The brothers — today also accompanied by middle brother Tyler, who occasionally helps them out at the fair — have been working in the Antique Farm Equipment demonstration area for four years now, carrying on a family tradition that goes back much farther.
“Our grandfather used to come here and do this all the time,” says Josh. “We knew that he did a lot of the upkeep, keeping things running. So when he passed a few years ago, we got involved.”
“We kind of stepped into his role,” adds Zak. “We’re just trying to keep the tradition going.”
This year the Parks brothers’ preparations for the fair began in earnest in July, working on the equipment to get it up and running for the fair. Both are auto mechanics by profession.
Josh, especially, is clearly one of the lead go-to guys in the Antique Farm Equipment area. Punctuating his work on the McCormick-Deering, he calls out bits of advice and encouragement to the rest of this morning’s crew.
“Give it a little gas!
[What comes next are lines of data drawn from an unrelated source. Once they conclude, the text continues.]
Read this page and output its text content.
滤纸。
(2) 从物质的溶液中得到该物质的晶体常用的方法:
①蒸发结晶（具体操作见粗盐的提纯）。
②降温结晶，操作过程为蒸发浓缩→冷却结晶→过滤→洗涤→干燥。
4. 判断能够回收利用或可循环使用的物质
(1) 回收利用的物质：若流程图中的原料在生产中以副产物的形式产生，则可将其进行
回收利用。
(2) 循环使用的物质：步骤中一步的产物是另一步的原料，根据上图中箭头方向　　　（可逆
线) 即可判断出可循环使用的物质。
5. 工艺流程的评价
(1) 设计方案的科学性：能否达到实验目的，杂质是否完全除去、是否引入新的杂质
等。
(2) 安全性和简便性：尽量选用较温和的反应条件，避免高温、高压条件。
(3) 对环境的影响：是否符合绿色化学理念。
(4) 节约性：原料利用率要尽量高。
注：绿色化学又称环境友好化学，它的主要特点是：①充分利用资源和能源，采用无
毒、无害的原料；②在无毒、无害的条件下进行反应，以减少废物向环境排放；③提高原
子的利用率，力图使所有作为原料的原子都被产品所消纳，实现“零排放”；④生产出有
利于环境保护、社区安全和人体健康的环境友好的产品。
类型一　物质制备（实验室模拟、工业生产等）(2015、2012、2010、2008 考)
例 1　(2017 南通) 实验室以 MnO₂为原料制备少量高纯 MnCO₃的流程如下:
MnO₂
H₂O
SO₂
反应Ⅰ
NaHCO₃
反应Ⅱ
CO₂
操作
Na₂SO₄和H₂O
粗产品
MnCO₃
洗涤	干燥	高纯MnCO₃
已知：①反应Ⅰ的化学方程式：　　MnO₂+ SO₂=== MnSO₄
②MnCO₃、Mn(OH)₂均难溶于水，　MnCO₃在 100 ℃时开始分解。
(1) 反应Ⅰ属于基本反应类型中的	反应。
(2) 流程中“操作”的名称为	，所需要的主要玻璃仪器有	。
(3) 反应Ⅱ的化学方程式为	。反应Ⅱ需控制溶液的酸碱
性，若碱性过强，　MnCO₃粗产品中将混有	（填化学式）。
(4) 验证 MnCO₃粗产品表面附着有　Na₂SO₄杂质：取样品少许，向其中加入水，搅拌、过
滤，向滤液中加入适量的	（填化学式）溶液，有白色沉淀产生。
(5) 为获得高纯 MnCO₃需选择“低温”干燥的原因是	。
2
You’ve gotta hit the sweet spot,” he calls out to someone trying to start up one of the hay presses.
He takes a moment to point out the different pieces of farm machinery: two wheat threshers and two hay balers, all from the early 1900s. Sheaves of wheat stand twirled on the ground, ready to go into the thresher. The team of mostly men starts up one of the threshers, and the steady chug of 100-year-old machinery fills the air. Zak feeds grain into one of the threshers, and the machine spits out kernels of wheat into a bucket. Josh explains how in earlier times the belt-driven thresher could have been powered off of a steam or a “hit or miss” gas motor. The fair even has antique equipment that used to be powered by goats.
“Working on machines is something I guess I was just born into,” says Josh. “Working on stuff my grandfather used to do, it just gets passed on down to you. It’s a thrill seeing it going, keeping it going. You don’t see a lot of this machinery any more, and this fair gives you a chance to see these machines and keep them running.”